Jackson was on a panel that heard the long-running lawsuit by Trump to block his accounting firm, Mazars USA, from delivering financial records subpoenaed by a House committee. The panel seemed inclined to support the House's position but raised questions about the scope of the subpoena.
California Supreme Court Justice Leondra Kruger is 45 years old, and a federal district court judge in South Carolina is 55.
Childs is supported by the highest-ranking Black lawmaker in the House, Majority Whip Jim Clyburn. In an interview with POLITICO, Clyburn said that Childs has all the answers.
President Biden made it clear that he was looking for a diverse background and experience, and he referred to the fact that he was a public-school person.
Clyburn said that he had not spoken to the White House on Wednesday but that his preference had been made clear to the administration.

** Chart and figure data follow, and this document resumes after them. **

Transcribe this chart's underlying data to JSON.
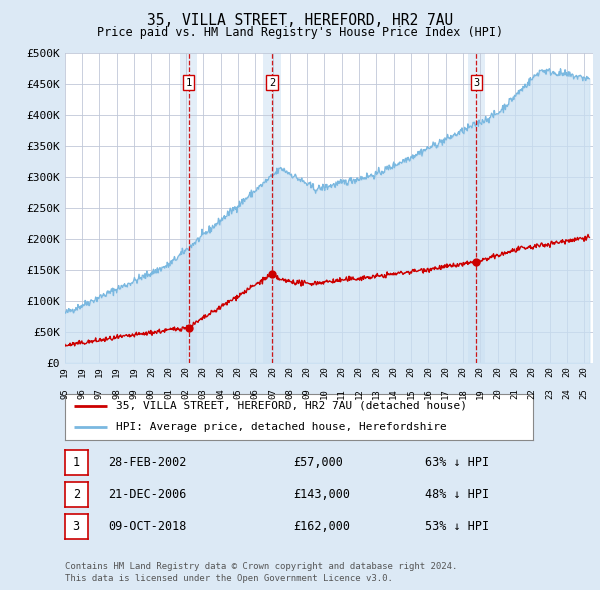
{
  "title": "35, VILLA STREET, HEREFORD, HR2 7AU",
  "subtitle": "Price paid vs. HM Land Registry's House Price Index (HPI)",
  "ylabel_ticks": [
    "£0",
    "£50K",
    "£100K",
    "£150K",
    "£200K",
    "£250K",
    "£300K",
    "£350K",
    "£400K",
    "£450K",
    "£500K"
  ],
  "ytick_values": [
    0,
    50000,
    100000,
    150000,
    200000,
    250000,
    300000,
    350000,
    400000,
    450000,
    500000
  ],
  "ylim": [
    0,
    500000
  ],
  "xlim_start": 1995.0,
  "xlim_end": 2025.5,
  "hpi_color": "#7ab8e0",
  "hpi_fill_color": "#c8dff2",
  "price_color": "#cc0000",
  "sale_marker_color": "#cc0000",
  "dashed_line_color": "#cc0000",
  "background_color": "#dce9f5",
  "plot_bg_color": "#ffffff",
  "grid_color": "#c0c8d8",
  "transactions": [
    {
      "label": "1",
      "date": "28-FEB-2002",
      "x": 2002.16,
      "price": 57000,
      "pct": "63%",
      "dir": "↓"
    },
    {
      "label": "2",
      "date": "21-DEC-2006",
      "x": 2006.97,
      "price": 143000,
      "pct": "48%",
      "dir": "↓"
    },
    {
      "label": "3",
      "date": "09-OCT-2018",
      "x": 2018.77,
      "price": 162000,
      "pct": "53%",
      "dir": "↓"
    }
  ],
  "legend_property": "35, VILLA STREET, HEREFORD, HR2 7AU (detached house)",
  "legend_hpi": "HPI: Average price, detached house, Herefordshire",
  "footer1": "Contains HM Land Registry data © Crown copyright and database right 2024.",
  "footer2": "This data is licensed under the Open Government Licence v3.0."
}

The kind of person I had in mind when I broached the subject with President Biden way back in the campaign wasMichelle Childs.
Until Wednesday, he was adamant that he wouldn't step off the court. He published a book that appeared to be a riposte to what he viewed as efforts to politicize the court by implementing reforms that would increase the number of justices or do away with the current lifetime tenure for justices.
I didn't retire because I had decided on balance, according to an interview I did with Fox News Sunday.
In an interview that was part of a book tour last year, he said that he did not intend to die on the court, but he refused to discuss the timing of his possible departure.
The death of liberal icon and fellow Clinton appointee Justice Ruth Bader Ginsburg in September 2020 fueled the drumbeat from the left for Justice Breyer to step down. The death of Ginsburg gave Trump the chance to appoint a third justice to the court. McConnell's vow to block any Biden nominee if the GOP wins control of the Senate in this year's midterm elections also increased the pressure on Democrats to make room for a successor after 27 years on the high court.
Laura Barr contributed to the report.